I explain to him that I'm merely trying to understand, and I'm using direct quotes from HIM. My friend used to take what I said, COMPLETELY twisted it, and sometimes, his "direct quotes" from me was apples and oranges to what I ACTUALLY said.
Then, he said "it's not sexist for not wanting to watch a show for girls."
I explained to him that he CLEARLY stated that it was "for girls because there WERE girls."
He said he doesn't care, but he hates that the show talks about teenage girl issues.
Now, talking to him, one of his biggest defenses (he hates when I talk about souls and what not) is that "it's not REAL." He hates AHS because it talks about the paranormal and it's not REAL.
So, I reply, "aren't teenage girl issues REAL? You like real..."
I told him he was a walking contradiction (not just in this argument, but ALL THE F***ING time. I didn't tell him that though. This was the first time I've called him a contradiction in 15 years. I'm not the only one of his friends pissed about this).
Then he told me he was always joking (big time backpedaling here). And says I do exactly what my former friend used to do. I explain to him that, unlike my friend, I'm just trying to see his viewpoint and I'm not inferring ANYTHING from what he says, I'm just taking EXACTLY what he says and putting it into context, and that HE'S the one that's being a walking contradiction.
He then calls me names and starts cussing at me.
I explain to him that "he who has nothing left to throw but stones has admitted his own defeat"
Unwilling to admit that I completely derailed him in argument, he says "that's COMPLETELY not what is happening here. You are being obnoxious, you are being annoying, so I'm going to ignore you."
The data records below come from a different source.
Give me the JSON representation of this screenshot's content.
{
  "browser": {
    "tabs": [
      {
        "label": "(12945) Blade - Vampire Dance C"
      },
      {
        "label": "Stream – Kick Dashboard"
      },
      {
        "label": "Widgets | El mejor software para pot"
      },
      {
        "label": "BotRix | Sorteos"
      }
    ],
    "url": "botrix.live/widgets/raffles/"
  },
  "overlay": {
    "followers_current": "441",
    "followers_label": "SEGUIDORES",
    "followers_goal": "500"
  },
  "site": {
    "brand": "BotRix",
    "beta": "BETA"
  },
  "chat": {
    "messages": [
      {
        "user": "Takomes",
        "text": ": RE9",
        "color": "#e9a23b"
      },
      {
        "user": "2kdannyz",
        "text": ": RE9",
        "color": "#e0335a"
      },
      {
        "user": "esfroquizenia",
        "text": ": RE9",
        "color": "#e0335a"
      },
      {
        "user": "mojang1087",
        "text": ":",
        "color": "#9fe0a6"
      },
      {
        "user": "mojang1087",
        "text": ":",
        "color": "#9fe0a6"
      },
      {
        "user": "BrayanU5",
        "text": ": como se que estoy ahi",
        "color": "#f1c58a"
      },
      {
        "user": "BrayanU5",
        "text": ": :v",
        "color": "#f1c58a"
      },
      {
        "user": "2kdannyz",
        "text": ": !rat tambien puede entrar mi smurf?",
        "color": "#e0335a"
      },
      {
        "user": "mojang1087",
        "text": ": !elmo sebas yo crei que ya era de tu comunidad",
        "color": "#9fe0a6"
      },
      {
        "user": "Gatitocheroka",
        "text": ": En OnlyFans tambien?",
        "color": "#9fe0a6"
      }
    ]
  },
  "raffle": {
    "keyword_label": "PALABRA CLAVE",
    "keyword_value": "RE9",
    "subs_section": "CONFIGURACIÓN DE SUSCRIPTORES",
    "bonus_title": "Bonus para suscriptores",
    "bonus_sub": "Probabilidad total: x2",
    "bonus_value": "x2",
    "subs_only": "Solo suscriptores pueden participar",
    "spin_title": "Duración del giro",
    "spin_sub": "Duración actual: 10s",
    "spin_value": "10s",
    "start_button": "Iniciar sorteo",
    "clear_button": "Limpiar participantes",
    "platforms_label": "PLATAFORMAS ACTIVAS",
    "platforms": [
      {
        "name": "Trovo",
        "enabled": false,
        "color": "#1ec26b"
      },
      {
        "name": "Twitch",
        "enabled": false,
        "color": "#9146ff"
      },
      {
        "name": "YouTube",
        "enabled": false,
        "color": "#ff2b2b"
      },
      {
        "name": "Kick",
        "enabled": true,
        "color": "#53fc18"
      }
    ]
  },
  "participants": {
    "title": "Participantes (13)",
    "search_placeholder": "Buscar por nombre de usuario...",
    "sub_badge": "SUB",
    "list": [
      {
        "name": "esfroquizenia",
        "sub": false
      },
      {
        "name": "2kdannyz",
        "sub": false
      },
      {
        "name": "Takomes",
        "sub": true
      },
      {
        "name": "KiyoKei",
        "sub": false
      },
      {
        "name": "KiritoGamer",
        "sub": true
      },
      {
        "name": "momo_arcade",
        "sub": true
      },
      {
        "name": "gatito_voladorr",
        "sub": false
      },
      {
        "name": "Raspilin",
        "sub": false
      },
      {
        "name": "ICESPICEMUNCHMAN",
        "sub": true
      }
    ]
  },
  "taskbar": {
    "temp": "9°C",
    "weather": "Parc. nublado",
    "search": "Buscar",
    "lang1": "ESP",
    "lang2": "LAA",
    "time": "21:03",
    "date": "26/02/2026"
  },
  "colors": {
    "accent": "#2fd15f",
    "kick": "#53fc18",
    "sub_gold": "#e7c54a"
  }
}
I just say "haha take care."
He's an unhealthy INTJ (although, at times, I think an unhealthy INFJ, but still unhealthy nonetheless). I was helping him apply to jobs before, I told him to make a resume, he told me he has "nothing to put on a resume." Yet he talks about becoming an architect and how he KNOWS he's going to make 6 figures one day. Yet he sits in his room with his enabling girlfriend doing nothing all day. How long he has been away from work is reason enough to believe that NO drafting school would take him UNLESS he gets books on his own, reads, and drafts his OWN blueprint. HAHAHAHA the thought is hilarious.
Perhaps, for his sake, it may be best to lose him as a friend, and just derail him to bring him back down to Earth so he can see that his shit isn't shiny as he thinks. Maybe that'll light a fire under him.
Well, anyways, this has been a half vent, a half "hurrah" moment. This kid hasn't read a single bit of philosophy, I'm a philosophy major who reads and even writes his own philosophy JUST FOR FUN, yet he has the gall to say I'm wrong, at times, in regards to philosophy with no backing. Just to give you a picture of how he is.
Still, he knows how to make me laugh, he listens when I am having a problem (though his advice is usually god awful), & he tolerates me. My parents think the only reason why I'm still friends with him is because it's easy, and he's easily accessible (lives less than a block away from me). For years I've been thinking about losing him as a friend. I toss the idea in my head everyday.
NOTE: I was a diversity trainer in college. He knows it pisses me off to hear the words "gay," "f@g," "ret@rd," and words like that. He tells me that "I take it too literally," which lately I've told him "open a book and read." Yes, we are starting to get testy w/ each other. He still uses these words and questions my authority when I tell him "I know you don't HATE women, but yes, that's sexism, dude."